2. Avoid a dehydrating diet.

Avoid caffeine and alcohol wherever possible, as these both significantly dry out your skin. To prevent unnecessary dryness, eliminate these from your diet and replace them with healthier alternatives or drinking extra water if you’ve had an especially dehydrating evening. Keep in mind that sugar is as dehydrating as salt on a cellular level, so either can impact your skin’s water balance.

3. Consider a humidifier

A humidifier can help you keep the air from becoming too dry or thin. Installing a humidifier in your bedroom can add more moisture to the air in your bedroom, giving your skin the extra care it needs so you can find better sleep.

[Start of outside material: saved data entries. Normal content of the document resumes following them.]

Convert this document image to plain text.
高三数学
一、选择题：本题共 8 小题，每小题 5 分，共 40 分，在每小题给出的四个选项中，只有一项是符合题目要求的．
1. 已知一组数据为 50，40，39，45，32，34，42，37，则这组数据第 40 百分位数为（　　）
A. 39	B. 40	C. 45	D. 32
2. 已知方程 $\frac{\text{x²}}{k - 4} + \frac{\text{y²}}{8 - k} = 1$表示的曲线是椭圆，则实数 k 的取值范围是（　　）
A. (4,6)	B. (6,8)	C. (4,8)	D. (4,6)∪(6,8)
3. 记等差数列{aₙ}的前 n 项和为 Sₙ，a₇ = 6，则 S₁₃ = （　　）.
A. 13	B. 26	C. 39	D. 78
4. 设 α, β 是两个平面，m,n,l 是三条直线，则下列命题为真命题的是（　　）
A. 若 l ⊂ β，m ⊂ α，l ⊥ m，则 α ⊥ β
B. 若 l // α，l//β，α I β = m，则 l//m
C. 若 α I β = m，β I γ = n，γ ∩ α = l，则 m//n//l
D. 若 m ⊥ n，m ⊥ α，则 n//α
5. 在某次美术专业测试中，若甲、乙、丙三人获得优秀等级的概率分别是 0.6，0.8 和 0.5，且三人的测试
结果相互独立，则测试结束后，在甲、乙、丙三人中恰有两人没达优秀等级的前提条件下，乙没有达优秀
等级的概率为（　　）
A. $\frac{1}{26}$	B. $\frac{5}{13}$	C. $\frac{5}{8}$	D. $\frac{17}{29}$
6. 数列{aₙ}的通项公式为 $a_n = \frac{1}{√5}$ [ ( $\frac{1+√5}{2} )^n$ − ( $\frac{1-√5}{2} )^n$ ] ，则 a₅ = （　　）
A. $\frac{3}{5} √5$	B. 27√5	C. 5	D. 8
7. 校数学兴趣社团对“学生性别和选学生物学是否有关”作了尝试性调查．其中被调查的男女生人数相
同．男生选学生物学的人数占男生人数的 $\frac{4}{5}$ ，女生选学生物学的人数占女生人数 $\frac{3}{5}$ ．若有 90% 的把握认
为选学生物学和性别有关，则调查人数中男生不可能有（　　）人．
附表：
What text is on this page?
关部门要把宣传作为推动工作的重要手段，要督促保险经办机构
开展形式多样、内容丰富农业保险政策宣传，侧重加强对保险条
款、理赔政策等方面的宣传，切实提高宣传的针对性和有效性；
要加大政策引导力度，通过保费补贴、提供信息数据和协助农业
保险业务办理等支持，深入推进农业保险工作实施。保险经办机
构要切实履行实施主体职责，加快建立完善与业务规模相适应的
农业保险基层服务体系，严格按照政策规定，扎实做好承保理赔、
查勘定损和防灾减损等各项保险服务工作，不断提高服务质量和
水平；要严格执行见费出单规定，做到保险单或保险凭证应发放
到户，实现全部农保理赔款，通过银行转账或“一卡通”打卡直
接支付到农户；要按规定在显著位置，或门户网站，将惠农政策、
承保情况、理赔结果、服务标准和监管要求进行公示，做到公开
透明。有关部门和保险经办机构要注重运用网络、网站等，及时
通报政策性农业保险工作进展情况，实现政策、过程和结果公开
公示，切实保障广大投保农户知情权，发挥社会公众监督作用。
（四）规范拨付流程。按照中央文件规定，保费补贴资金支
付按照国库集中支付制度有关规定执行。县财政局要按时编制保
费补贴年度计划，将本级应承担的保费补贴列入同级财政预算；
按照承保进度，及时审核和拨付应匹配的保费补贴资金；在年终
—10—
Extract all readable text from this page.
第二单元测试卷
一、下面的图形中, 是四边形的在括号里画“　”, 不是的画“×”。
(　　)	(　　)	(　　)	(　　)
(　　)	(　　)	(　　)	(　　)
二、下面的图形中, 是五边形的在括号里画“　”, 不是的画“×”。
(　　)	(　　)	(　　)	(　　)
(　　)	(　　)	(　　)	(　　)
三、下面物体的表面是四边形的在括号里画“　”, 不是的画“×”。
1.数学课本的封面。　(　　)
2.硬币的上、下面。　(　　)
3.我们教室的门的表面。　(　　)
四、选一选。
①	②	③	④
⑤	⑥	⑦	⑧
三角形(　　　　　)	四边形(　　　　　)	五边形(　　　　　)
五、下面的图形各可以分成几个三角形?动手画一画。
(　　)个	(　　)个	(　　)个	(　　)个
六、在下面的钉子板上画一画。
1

Nix Irritants From Your Routine

Allergens find a home in your bed linens, burrowing into the fibers where they make a home. You can help prevent this by washing your sheets and pillowcases at least once a week. Use hot water to kill off any lingering bacteria and germs, and use fragrance-free detergents and soap to avoid added irritants. When you purchase new bed linens or sleepwear, be sure to wash them as well before exposing them to the rest of your bed. You may also want to consider an allergen-friendly mattress.

Final Thoughts

Nighttime scratching and itchiness can make bedtime your most dreaded time of the day, but hope is not lost. To combat skin irritants, there are some things you can do to alleviate nighttime itching and ensure a more restful sleep. If you experience prolonged or more severe skin conditions, you should seek the advice of a licensed medical provider who can provide a more detailed treatment plan.  For many, however, nighttime itching can be cured by adopting a few minor changes to your everyday routine.